The move comes at the midway point of the East Coast Hockey League season. The Rush, now in their 11th season in Rapid City, are currently in sixth place in the league’s Mountain Division with a 15-18-2-3 record.

Rush Coach Daniel Tetrault welcomed the news

"I've only met Jeff a couple of times, but he's a good guy, very personable,” he said. “He invested in the Rapid City Rush and he's from out of town. So, he knows there's a lot of potential. We're starting to win a little more, and I know he can help out, not only by getting fans in the seats, but team-wise."

The shake-up in ownership will also mean a new agreement between the Rush and the civic center, according to civic center executive director Craig Baltzer.

In November, the civic center board of directors voted to pay the Rush $73,000 to offset financial losses. The Rush and the civic center also agreed to a $108,000 rent deduction to play in the civic center.

Baltzer said there could be a deal by the Rush's Feb. 8 home game against the Wichita Thunder. He declined to go into specifics but did say he is excited about the new addition to the ownership group.

"I think this a huge direction change," he said. "They're a young company, they’re energetic, they know how to bring value to communities.

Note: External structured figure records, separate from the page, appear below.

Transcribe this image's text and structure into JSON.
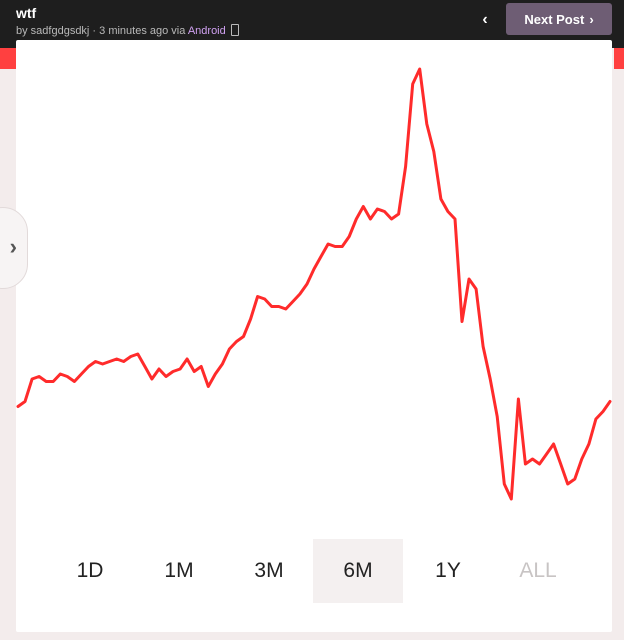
{
  "header": {
    "title": "wtf",
    "meta": "by sadfgdgsdkj · 3 minutes ago via ",
    "platform": "Android",
    "next_label": "Next Post"
  },
  "colors": {
    "line": "#ff2b2b",
    "accent": "#ff4040",
    "topbar": "#1e1e1e",
    "button": "#6e5d74"
  },
  "range_tabs": [
    {
      "label": "1D",
      "selected": false,
      "disabled": false
    },
    {
      "label": "1M",
      "selected": false,
      "disabled": false
    },
    {
      "label": "3M",
      "selected": false,
      "disabled": false
    },
    {
      "label": "6M",
      "selected": true,
      "disabled": false
    },
    {
      "label": "1Y",
      "selected": false,
      "disabled": false
    },
    {
      "label": "ALL",
      "selected": false,
      "disabled": true
    }
  ],
  "chart_data": {
    "type": "line",
    "title": "",
    "xlabel": "",
    "ylabel": "",
    "grid": false,
    "series": [
      {
        "values": [
          0.41,
          0.43,
          0.52,
          0.53,
          0.51,
          0.51,
          0.54,
          0.53,
          0.51,
          0.54,
          0.57,
          0.59,
          0.58,
          0.59,
          0.6,
          0.59,
          0.61,
          0.62,
          0.57,
          0.52,
          0.56,
          0.53,
          0.55,
          0.56,
          0.6,
          0.55,
          0.57,
          0.49,
          0.54,
          0.58,
          0.64,
          0.67,
          0.69,
          0.76,
          0.85,
          0.84,
          0.81,
          0.81,
          0.8,
          0.83,
          0.86,
          0.9,
          0.96,
          1.01,
          1.06,
          1.05,
          1.05,
          1.09,
          1.16,
          1.21,
          1.16,
          1.2,
          1.19,
          1.16,
          1.18,
          1.37,
          1.7,
          1.76,
          1.54,
          1.43,
          1.24,
          1.19,
          1.16,
          0.75,
          0.92,
          0.88,
          0.65,
          0.52,
          0.37,
          0.1,
          0.04,
          0.44,
          0.18,
          0.2,
          0.18,
          0.22,
          0.26,
          0.18,
          0.1,
          0.12,
          0.2,
          0.26,
          0.36,
          0.39,
          0.43
        ]
      }
    ]
  }
}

I think they’re the right group."

Rapid City Mayor Steve Allender said the change in ownership is great news for the city and Rush fans.

“The ownership group includes a new partner with an impressive record in sports ownership, management and marketing, which will be key to sparking increased interest in the Rush moving forward,” the mayor said. “It's also important to retain a local owner in the mix, who represents strong passion for the team and maintaining professional hockey's presence in the area."

This isn’t their first foray into professional sports for Spire Sports + Entertainment. In the fall of 2018, the group purchased the charter of Furniture Row Racing and will participate in the NASCAR Monster Energy Cup Series this year.

“We have been looking for several years to find something in minor league sports and see if what we do in motorsports translates to this space. Our due diligence indicates that it does,” Puchyr said.